In a commentary published yesterday, Sen. Byrd called for a reconsideration of West Virginia's relationship with coal mining in the wake of the recent mining tragedy that took the lives of 29 miners at a Massey mine in West Virginia.
"As we seek to understand how and why the Upper Big Branch disaster occurred, we might also re-examine conventional wisdom about the future of the coal industry in our state," Byrd writes.

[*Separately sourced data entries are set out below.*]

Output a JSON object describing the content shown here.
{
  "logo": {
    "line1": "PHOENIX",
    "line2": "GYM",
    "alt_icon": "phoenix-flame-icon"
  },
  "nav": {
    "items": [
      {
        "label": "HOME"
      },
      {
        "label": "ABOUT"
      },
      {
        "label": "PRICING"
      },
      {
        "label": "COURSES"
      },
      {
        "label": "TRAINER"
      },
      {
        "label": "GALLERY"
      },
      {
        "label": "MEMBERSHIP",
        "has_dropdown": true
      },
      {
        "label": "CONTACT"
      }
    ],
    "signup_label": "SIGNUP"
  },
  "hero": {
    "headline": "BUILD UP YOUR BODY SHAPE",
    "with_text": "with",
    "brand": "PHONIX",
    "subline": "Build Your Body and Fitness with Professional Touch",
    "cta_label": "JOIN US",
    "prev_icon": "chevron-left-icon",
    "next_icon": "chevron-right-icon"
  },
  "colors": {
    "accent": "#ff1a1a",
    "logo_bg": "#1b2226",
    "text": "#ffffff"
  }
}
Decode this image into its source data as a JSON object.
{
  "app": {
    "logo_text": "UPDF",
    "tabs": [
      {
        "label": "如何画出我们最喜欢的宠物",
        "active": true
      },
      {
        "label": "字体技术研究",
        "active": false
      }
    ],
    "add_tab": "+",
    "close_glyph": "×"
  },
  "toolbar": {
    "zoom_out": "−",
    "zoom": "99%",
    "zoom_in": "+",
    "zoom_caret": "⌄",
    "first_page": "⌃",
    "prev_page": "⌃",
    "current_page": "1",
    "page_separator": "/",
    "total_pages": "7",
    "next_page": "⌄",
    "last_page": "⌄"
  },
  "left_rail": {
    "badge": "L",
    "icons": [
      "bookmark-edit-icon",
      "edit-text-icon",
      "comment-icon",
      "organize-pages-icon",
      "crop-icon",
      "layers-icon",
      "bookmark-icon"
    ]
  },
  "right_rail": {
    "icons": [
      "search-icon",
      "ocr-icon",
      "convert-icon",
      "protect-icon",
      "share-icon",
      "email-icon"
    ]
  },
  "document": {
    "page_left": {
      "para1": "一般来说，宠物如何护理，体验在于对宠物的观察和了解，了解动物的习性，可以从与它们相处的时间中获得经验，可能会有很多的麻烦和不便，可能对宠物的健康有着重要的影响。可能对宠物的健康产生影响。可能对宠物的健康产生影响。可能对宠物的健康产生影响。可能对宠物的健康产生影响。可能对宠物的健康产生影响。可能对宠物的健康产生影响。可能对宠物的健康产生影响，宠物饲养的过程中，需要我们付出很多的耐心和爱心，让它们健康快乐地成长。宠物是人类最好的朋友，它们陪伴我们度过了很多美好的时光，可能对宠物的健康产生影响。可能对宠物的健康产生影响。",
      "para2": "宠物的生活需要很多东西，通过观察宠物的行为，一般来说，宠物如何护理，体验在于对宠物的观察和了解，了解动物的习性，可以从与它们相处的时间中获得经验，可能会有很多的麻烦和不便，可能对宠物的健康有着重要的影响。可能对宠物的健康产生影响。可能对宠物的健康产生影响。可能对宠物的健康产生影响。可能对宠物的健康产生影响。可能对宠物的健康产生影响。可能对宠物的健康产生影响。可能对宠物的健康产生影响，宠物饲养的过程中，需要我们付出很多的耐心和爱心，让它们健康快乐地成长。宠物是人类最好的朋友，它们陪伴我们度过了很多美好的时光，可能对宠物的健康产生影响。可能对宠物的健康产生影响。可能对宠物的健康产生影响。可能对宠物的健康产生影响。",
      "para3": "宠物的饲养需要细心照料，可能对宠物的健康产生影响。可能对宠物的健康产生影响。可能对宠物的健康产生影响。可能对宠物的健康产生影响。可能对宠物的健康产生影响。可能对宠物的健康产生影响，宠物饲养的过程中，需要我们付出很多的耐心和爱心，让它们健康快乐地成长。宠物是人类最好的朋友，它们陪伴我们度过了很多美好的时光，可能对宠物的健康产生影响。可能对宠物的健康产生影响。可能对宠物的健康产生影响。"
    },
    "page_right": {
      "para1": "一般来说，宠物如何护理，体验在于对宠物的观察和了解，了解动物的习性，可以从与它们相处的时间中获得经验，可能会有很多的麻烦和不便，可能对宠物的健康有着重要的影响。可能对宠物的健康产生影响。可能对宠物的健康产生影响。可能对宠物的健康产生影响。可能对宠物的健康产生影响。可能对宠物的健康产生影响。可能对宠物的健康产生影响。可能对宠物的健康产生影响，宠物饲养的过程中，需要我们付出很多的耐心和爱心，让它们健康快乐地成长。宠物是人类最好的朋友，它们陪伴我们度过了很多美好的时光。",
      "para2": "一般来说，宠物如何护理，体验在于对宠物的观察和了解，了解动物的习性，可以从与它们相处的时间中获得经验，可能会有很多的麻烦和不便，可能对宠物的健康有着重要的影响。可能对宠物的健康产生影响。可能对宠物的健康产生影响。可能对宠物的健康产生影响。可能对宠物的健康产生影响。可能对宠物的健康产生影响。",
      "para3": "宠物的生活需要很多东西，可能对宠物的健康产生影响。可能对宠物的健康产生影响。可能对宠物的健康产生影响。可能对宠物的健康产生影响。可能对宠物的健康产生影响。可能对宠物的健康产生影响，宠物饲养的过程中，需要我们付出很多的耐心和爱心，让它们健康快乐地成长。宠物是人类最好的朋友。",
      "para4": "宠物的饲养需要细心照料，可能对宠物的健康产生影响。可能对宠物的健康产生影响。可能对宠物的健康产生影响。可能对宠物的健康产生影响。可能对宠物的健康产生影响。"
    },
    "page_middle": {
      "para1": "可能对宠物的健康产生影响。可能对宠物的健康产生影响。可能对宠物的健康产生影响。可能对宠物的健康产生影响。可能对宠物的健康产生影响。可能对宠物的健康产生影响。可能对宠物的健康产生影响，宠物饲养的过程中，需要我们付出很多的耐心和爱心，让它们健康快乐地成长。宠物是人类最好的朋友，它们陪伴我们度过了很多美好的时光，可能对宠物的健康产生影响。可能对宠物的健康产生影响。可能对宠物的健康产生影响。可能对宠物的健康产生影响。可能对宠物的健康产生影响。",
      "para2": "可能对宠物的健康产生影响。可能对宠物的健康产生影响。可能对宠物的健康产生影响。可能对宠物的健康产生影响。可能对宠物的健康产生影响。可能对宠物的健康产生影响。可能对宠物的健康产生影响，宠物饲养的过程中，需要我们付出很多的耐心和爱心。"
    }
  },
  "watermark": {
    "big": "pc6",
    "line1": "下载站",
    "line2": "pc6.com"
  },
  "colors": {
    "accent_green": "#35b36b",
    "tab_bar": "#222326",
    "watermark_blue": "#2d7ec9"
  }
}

He goes on to acknowledge that while "[c]oal brings much needed jobs and revenue to our economy...the industry has a larger footprint, including inherent responsibilities that must be acknowledged by the industry."
Among those responsibilities, Byrd says, are respect for the miners and their families who bear the burden and risk of the dangerous task of producing the coal on which much of the nation relies for power. He also decries the "monolithic power" of the coal industry, acknowledging that letting mining companies dominate politics is detrimental to local communities.
Sen. Byrd, echoing his criticism a few months ago of mountaintop removal, slams this rapacious mining method which has leveled much of Appalachia, polluted its landscape, and plundered its rich natural resources.
"The industry of coal must also respect the land that yields the coal, as well as the people who live on the land," he writes. "If the process of mining destroys nearby wells and foundations, if blasting and digging and relocating streams unearths harmful elements and releases them into the environment causing illness and death, that process should be halted and the resulting hazards to the community abated."
This is his most powerful condemnation of what is a rogue mining practice that has cost mining jobs, contaminated communities and threatens to crush the heart of Appalachia. As Sen. Byrd wisely points out: "The old chestnut that 'coal is West Virginia’s greatest natural resource' deserves revision. I believe that our people are West Virginia’s most valuable resource. We must demand to be treated as such."
For this reason -- along with so many others -- mountaintop removal coal mining must be stopped.